Olfaction des insectes : spéléologie moléculaire dans un co-récepteur

Résultats scientifiques Biochimie-biologie structurale

L'olfaction n'est pas seulement un sens vital pour les insectes, elle présente également un intérêt pour la santé humaine, la santé animale et l'agriculture en tant que cible pour les répulsifs et les phéromones utilisés dans les pièges sélectifs. Dans un article publié dans Nature Communications, des scientifiques expliquent comment un ligand spécifique parvient à atteindre sa cavité de liaison profondément enfouie dans une sous-unité des récepteurs olfactifs d'insecte, le co-récepteur hautement conservé.
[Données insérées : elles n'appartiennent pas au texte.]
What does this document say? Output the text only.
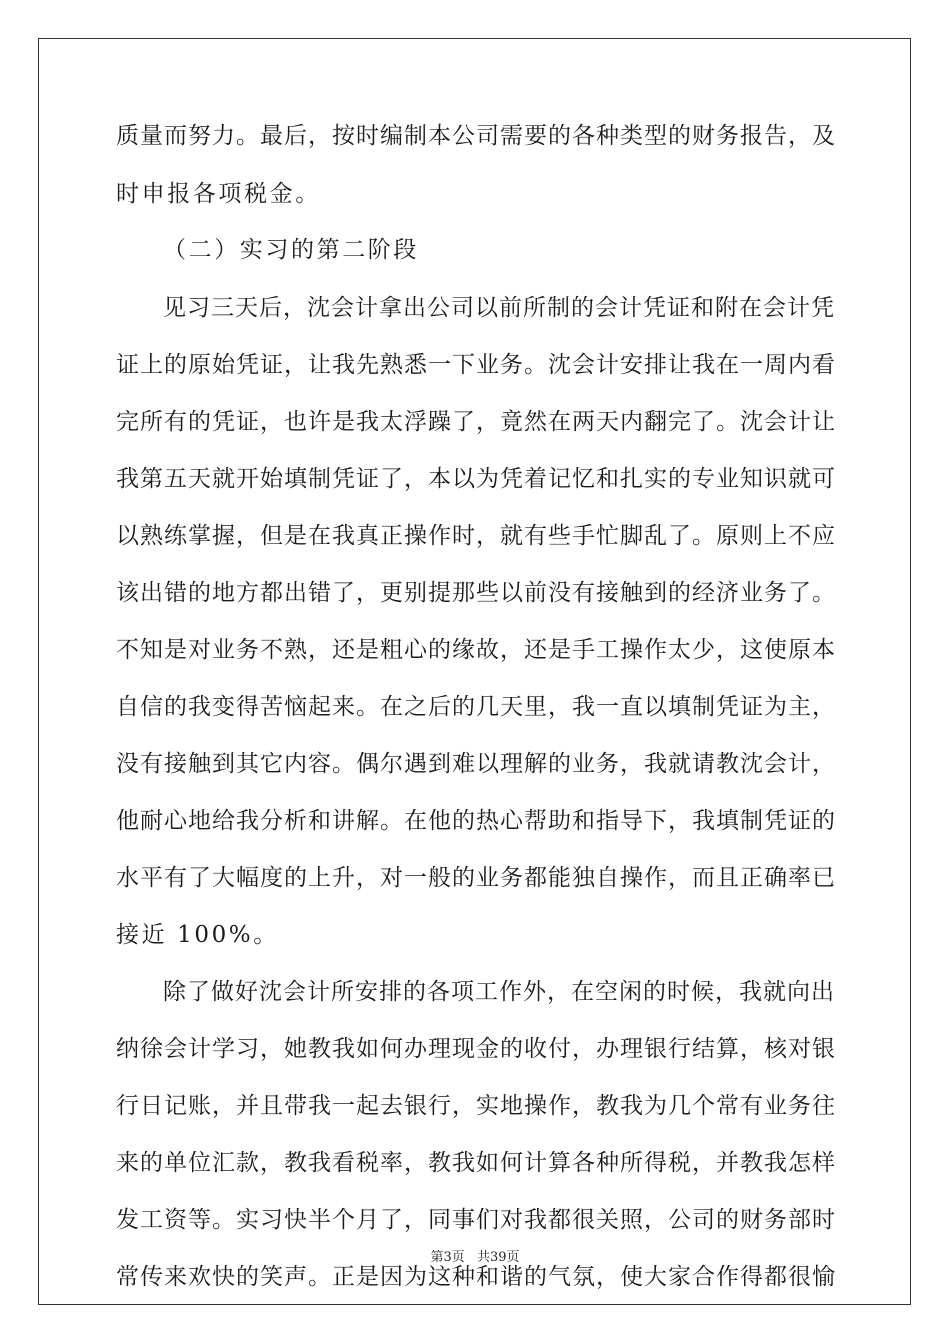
质量而努力。最后，按时编制本公司需要的各种类型的财务报告，及
时申报各项税金。
（二）实习的第二阶段
见习三天后，沈会计拿出公司以前所制的会计凭证和附在会计凭
证上的原始凭证，让我先熟悉一下业务。沈会计安排让我在一周内看
完所有的凭证，也许是我太浮躁了，竟然在两天内翻完了。沈会计让
我第五天就开始填制凭证了，本以为凭着记忆和扎实的专业知识就可
以熟练掌握，但是在我真正操作时，就有些手忙脚乱了。原则上不应
该出错的地方都出错了，更别提那些以前没有接触到的经济业务了。
不知是对业务不熟，还是粗心的缘故，还是手工操作太少，这使原本
自信的我变得苦恼起来。在之后的几天里，我一直以填制凭证为主，
没有接触到其它内容。偶尔遇到难以理解的业务，我就请教沈会计，
他耐心地给我分析和讲解。在他的热心帮助和指导下，我填制凭证的
水平有了大幅度的上升，对一般的业务都能独自操作，而且正确率已
接近 100%。
除了做好沈会计所安排的各项工作外，在空闲的时候，我就向出
纳徐会计学习，她教我如何办理现金的收付，办理银行结算，核对银
行日记账，并且带我一起去银行，实地操作，教我为几个常有业务往
来的单位汇款，教我看税率，教我如何计算各种所得税，并教我怎样
发工资等。实习快半个月了，同事们对我都很关照，公司的财务部时
常传来欢快的笑声。正是因为这种和谐的气氛，使大家合作得都很愉
第3页 共39页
L'olfaction est un sens vital pour les insectes, qui leur permet de trouver de la nourriture, des partenaires et des sites de ponte, ou d'échapper à leurs prédateurs. Ce sens est également la cible de répulsifs, notamment contre les insectes piqueurs, ou de pièges à phéromones contre les nuisibles. Comprendre le fonctionnement du système olfactif chez les insectes est d'un grand intérêt pour la santé humaine et animale. On peut ainsi améliorer l'efficacité et la sécurité des répulsifs contre les insectes vecteurs de maladies. On peut aussi, en agriculture, optimiser l'efficacité des pièges à phéromones, afin de minimiser l'impact sur l'environnement et les espèces non ciblées.

Les insectes analysent en permanence leur environnement volatil grâce à leur organe olfactif. Les molécules volatiles sont détectées par des récepteurs olfactifs exprimés par des neurones sensitifs. La plus grande famille de récepteurs olfactifs d'insectes (OR) est composée de complexes constitués de deux sous-unités : une sous-unité ORx liant l'odorant et une sous-unité co-récepteur d’OR (Orco). Ces sous-unités ont évolué dans des directions opposées, les ORx divergeant tandis que les Orco sont restés très similaires. Chaque cellule nerveuse du système olfactif ne possède qu’un type d’OR présentant un spectre de reconnaissance spécifique. Au contraire la sous unité Orco a perdu sa sensibilité pour les ligands endogènes ou exogènes. L'assemblage de ces deux sous-unités forme un canal qui permet la diffusion d’ions (dans ce cas des ions positifs nommés cations) à travers la membrane cellulaire. Cet assemblage est la pierre angulaire de la perception qui transforme le signal chimique en signal électrique. Récemment, les structures d'un Orco et d'un OR "ancestral" ont été décrites à l’échelle atomique. Ces connaissances ont apporté des informations précieuses sur ces récepteurs, mais elles n'ont pas permis de comprendre comment les rares ligands d'Orco atteignent leur site de liaison. Ce dernier serait situé dans une cavité profonde et fermée à l'intérieur du récepteur selon les structures de l'OR "ancestral".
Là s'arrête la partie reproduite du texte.